Moi, j'ai fait la connaissance de quintescent en Galilée, sous le règne d'Hérode Antipas.

A cette époque-là, nous étions une bande de jeunes.

Pas si jeunes que ça, en vérité: nous allions tous plus ou moins sur nos trente ans, et notre comportement d'adolescents attardés nous attirait la réprobation de toute la bourgeoisie bien-pensante de Nazareth.

On s'en fichait pas mal, nous avions une éducation "à la grecque" de jeunes juifs raffinés de notre époque, nous méprisions pas mal des interdits contraignants de notre religion, nous buvions souvent du vin jusqu'à l'ennivrement, et nous mangions même parfois du porc ou des crustacés.

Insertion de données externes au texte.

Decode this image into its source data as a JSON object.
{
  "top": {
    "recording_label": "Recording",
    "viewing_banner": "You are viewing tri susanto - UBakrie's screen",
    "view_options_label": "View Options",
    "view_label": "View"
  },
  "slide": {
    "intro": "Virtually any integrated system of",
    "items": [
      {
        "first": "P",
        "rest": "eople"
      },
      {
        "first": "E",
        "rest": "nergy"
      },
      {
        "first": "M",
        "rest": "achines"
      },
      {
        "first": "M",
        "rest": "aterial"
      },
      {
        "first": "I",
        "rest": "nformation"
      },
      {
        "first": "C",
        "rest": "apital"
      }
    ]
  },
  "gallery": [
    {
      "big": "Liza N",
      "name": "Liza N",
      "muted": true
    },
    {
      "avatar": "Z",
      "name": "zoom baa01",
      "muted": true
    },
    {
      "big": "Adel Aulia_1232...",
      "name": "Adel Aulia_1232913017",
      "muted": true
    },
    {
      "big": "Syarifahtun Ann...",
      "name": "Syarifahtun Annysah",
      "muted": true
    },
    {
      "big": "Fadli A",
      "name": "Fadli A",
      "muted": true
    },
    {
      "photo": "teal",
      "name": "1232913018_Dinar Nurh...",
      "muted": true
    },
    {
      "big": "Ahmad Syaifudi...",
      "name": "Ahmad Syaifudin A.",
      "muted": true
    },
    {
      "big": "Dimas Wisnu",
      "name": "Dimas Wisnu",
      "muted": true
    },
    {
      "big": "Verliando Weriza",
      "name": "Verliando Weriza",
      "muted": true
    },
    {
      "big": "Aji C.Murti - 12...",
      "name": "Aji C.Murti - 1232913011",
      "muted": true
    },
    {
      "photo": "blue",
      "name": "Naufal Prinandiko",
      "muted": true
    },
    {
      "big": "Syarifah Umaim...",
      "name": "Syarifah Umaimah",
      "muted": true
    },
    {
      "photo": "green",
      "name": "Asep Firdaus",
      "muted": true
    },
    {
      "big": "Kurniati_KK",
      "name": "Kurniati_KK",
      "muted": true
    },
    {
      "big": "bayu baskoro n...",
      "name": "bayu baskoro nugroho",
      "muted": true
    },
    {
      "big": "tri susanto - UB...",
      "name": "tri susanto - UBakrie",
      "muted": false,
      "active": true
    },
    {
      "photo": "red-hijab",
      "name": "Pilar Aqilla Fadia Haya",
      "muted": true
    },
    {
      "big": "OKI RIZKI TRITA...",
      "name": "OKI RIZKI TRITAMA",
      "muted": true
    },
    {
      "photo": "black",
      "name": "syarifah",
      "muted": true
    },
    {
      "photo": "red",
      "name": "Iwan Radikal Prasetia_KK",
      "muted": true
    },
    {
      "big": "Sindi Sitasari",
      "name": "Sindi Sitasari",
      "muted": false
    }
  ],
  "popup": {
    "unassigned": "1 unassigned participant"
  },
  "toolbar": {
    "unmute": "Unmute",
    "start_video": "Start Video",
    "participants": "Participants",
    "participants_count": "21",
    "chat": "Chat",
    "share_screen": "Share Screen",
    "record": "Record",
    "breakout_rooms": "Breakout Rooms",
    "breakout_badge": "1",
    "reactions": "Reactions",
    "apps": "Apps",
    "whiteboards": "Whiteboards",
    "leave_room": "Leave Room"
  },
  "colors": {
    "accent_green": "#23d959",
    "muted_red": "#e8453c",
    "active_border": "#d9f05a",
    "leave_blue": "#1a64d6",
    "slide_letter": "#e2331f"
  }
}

quintescent était de loin le plus acharné d'entre nous.

Artisan de son métier, il était aussi rabbi, davantage à cause de l'insistance de ses parents très pieux que par conviction.

Il raillait volontiers sa propre dignité religieuse particulière en parlant de lui même à la troisième personne, et en se désignant par "le fils de l'homme".

L'homme en question, le vieux Yosef, un charpentier honorablement connu à Nazareth, rouspétait souvent pour la forme à toutes ses incartades, mais faisait toujours preuve d'une coupable indulgence à l'égard de son fils bien aimé.

Nous vivions, il faut le dire, une époque bizarre, où la société se distendait entre jeunes gens libéraux, comme nous, qui prenions nos distances avec la religion, et les bandes et sectes intégristes, ésséniens ou pharisiens, qui couraient le pays en prêchant la fin du monde.

Nous nous moquions en toute occasion de toute cette bigotterie, et bien sûr, c'était toujours quintescent qui se distingait dans ce domaine.

Il transformait invariablement les séances d'étude de la Torah en rigolade, avec ses interprétations loufoques de la volonté divine.

Comme le temps passé, nous nous sentions de plus en plus étouffés dans les murs étriqués de Nazareth, et nous finissions par rêver tout haut de courir le monde en quête d'aventures, pour brûler ce qui nous restait de jeunesse par les deux bouts.

Et un jour, après avoir été jetés dehors d'une enième fête de village, nous partîmes vraiment.

Toute une bande, à l'aventure.

A force de croiser sur notre chemin des bandes de prêcheurs à demi fous, l'idée vint un jour à quintescent, en plaisantant à demi, que nous pourrions créer notre propre secte, ce qui déclencha l'hilarité générale.

C'était tout près de la ville nouvelle de Tibériade, construite en l'honneur de l'empereur de Rome, et dont la réputation moderne nous attirait comme un aimant (réputation très surfaite, nous le découvrîmes rapidement, mais c'est une autre histoire)

quintescent nous fit rire toute la soirée de son imitation de prophète, en reprenant des bribes de phrases captées par-ci par-là, récitant juste à propos, comme il savait si bien le faire, des fragments de la Torah.

Il avait vraiment du talent pour ça, et nous complétions la scène en jouant les disciples dévoués et le militants enflammés.

Les habitants du coin nous observaient avec intérêt et un air réjoui, et forts de ce public, nous étions encouragés à poursuivre notre interprétation.

Au petit matin, nous fûmes tout de même assez stupéfait de voir qu'un certain nombre de ces spectateurs étaient restés toute la nuit auprès de notre campement, attendant, semblait-il que quintescent recommence son prêche.

Nous nous regardâmes avec inquiétude, un peu dépassés par ce développement inattendu de notre délire de la veille.

D'autant plus que certains, s'enhardissant, finirent par nous demander des nouvelles du "maître", et nous apportant à sassiété eau et nourriture - mais pas de vin, les imbéciles !

Finalement, il fut décidé de continuer le jeu, pour voir où ça nous mènerait.

La situation nous paraissait plutôt agréable, nous étions nourris et traités avec davantage de bienveillance que nous n'en avions l'habitude, il nous suffisait pour cela d'imaginer une origine attrayante et spectaculaire à notre bande et particulièrement à quintescent.

Il s'inventa des ancêtres parmi les anciens de la tribu de Yehoudah, et un prénom de scène de Yeochouah, et même une ascendance jusqu'au roi David (mais à cette époque, tout le monde prétendait descendre du roi David.

Et bien sûr, il se désignait toujours comme "le fils de l'homme", ce qui déroutait toujours ses auditeurs, et contribuait à les subjuguer.

Et finalement, au bout de quelque temps, quand nous décidâmes de changer d'endroit, ils furent quelques-uns à nous suivre.